What am I doing wrong? Why is it fast with Import-Export wizard and slow with insert-select statement? Any ideas?
The fastest way is to pull the data rather than push it. When the tables are pushed, every row requires a connection, an insert, and a disconnect.
If you can't pull the data, because you have a one way trust relationship between the servers, the work around is to construct the entire table as a giant T-SQL statement and run it all at once.
DECLARE #xml XML
SET #xml = (
SELECT 'insert Remote_Table values (' + '''' + isnull(first_col, 'NULL') + ''',' +
-- repeat for each col
'''' + isnull(last_col, 'NULL') + '''' + ');'
FROM Local_Table
FOR XML path('')
) --This concatenates all the rows into a single xml object, the empty path keeps it from having <colname> </colname> wrapped arround each value
DECLARE #sql AS VARCHAR(max)
SET #sql = 'set nocount on;' + cast(#xml AS VARCHAR(max)) + 'set nocount off;' --Converts XML back to a long string
EXEC ('use RemoteDb;' + #sql) AT RemoteServer
It seems like it's much faster to pull data from a linked server than to push data to a linked server: Which one is more efficient: select from linked server or insert into linked server?

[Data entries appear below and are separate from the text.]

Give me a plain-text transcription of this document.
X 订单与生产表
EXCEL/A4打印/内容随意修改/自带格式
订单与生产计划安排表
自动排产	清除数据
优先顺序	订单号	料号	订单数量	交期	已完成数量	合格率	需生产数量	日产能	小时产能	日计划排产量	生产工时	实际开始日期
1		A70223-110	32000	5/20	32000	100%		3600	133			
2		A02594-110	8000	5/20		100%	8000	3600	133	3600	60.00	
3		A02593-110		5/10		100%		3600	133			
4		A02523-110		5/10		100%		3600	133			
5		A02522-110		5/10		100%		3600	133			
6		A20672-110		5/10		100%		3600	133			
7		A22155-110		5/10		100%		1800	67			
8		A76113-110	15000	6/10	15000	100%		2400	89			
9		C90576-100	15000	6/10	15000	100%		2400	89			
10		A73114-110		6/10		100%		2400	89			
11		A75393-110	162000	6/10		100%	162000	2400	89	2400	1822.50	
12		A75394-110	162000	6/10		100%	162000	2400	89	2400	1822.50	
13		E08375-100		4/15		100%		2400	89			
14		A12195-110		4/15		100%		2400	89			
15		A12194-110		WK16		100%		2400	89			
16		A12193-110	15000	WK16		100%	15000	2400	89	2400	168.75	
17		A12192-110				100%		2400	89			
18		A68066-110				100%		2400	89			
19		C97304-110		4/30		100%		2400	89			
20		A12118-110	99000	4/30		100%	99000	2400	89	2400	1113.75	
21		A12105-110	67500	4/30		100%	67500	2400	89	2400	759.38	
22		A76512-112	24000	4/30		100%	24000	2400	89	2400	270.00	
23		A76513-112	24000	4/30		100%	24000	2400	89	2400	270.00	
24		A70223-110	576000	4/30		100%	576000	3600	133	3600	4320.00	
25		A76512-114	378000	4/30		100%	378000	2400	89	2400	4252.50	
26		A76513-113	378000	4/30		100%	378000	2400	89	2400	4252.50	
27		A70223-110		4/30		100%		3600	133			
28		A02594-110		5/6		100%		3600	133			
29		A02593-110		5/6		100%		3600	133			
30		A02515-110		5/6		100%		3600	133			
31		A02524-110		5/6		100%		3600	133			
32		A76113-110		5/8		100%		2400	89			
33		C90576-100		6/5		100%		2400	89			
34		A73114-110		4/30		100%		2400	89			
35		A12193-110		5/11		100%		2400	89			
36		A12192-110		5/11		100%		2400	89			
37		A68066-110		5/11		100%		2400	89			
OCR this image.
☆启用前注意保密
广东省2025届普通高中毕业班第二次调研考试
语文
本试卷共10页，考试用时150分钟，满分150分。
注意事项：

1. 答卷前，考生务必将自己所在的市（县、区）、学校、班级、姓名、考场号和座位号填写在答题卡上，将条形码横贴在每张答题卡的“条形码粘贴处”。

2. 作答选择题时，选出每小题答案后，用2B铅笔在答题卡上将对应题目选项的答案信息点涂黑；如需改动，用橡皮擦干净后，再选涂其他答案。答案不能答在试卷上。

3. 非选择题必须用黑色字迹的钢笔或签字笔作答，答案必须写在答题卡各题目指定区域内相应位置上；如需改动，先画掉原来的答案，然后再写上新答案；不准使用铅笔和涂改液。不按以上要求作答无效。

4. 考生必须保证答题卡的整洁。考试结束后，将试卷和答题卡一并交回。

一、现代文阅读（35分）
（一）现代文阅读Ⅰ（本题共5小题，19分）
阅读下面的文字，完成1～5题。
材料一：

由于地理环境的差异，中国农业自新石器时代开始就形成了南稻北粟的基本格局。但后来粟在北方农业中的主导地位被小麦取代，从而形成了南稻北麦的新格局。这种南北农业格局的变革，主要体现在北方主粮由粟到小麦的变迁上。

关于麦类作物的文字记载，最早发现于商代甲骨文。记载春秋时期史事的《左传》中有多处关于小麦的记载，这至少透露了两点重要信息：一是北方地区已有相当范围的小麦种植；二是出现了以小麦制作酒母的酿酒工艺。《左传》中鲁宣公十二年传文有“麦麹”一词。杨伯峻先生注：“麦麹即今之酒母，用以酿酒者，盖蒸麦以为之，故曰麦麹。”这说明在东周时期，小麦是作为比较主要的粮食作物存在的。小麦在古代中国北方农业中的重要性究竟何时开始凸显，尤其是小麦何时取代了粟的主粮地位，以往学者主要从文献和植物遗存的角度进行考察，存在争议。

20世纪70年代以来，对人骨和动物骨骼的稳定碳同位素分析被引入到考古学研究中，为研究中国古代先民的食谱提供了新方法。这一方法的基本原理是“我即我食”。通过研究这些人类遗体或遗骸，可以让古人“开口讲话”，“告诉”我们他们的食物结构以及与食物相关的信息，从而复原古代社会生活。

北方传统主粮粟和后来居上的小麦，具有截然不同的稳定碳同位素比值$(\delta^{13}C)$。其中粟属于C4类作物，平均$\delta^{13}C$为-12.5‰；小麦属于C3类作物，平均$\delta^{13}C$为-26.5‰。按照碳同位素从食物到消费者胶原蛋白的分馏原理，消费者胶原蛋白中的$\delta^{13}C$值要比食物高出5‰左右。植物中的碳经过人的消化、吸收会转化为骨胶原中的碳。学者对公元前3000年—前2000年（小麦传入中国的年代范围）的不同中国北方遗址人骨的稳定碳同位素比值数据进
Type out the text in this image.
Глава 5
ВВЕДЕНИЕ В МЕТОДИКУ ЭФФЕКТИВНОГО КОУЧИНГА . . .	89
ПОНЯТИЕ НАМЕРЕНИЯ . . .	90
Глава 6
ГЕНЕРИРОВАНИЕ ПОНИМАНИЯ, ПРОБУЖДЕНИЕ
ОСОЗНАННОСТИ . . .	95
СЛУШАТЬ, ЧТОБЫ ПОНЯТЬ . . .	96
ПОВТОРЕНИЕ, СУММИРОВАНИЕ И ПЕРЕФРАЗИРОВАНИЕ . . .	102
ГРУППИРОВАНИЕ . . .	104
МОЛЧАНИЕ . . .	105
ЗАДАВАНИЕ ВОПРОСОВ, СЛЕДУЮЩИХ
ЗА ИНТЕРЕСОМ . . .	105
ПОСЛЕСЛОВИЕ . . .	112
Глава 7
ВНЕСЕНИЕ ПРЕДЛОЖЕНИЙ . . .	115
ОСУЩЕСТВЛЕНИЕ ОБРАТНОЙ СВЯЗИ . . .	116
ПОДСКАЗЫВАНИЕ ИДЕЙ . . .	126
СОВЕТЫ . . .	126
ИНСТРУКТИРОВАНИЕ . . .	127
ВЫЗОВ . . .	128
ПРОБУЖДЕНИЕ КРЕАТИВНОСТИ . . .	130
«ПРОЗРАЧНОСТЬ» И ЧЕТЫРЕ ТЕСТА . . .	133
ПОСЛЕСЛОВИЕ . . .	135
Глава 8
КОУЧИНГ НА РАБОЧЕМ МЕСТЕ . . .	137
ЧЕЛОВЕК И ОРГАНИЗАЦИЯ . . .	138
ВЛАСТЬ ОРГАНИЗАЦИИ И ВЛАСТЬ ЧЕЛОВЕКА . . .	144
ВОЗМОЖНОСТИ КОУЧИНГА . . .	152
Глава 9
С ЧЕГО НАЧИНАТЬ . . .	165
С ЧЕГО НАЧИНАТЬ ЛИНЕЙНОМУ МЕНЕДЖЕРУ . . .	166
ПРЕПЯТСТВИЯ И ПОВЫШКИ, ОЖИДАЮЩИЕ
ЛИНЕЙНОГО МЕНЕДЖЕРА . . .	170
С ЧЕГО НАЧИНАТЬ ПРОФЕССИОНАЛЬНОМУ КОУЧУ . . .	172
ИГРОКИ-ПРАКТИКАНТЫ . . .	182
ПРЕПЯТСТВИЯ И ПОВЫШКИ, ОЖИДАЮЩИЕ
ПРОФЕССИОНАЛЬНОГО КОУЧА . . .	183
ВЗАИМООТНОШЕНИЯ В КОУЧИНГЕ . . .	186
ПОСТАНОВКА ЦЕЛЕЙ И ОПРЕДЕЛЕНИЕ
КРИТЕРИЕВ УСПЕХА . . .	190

Update: My own, recent experience confirms this. Pull if possible -- it will be much, much faster.
Try this on the other server:
INSERT INTO Local_Table
SELECT * FROM RemoteServer.RemoteDb.Remote_Table
The Import/Export wizard will be essentially doing this as a bulk insert, where as your code is not.
Assuming that you have a Clustered Index on the remote table, make sure that you have the same Clustered index on the local table, set Trace flag 610 globally on your remote server and make sure remote is in Simple or bulk logged recovery mode.
If you're remote table is a Heap (which will speed things up anyway), make sure your remote database is in simple or bulk logged mode change your code to read as follows:
INSERT INTO RemoteServer.RemoteDb..Remote_Table WITH(TABLOCK)
SELECT * FROM Local_Table WITH (nolock)
The reason why it's so slow to insert into the remote table from the local table is because it inserts a row, checks that it inserted, and then inserts the next row, checks that it inserted, etc.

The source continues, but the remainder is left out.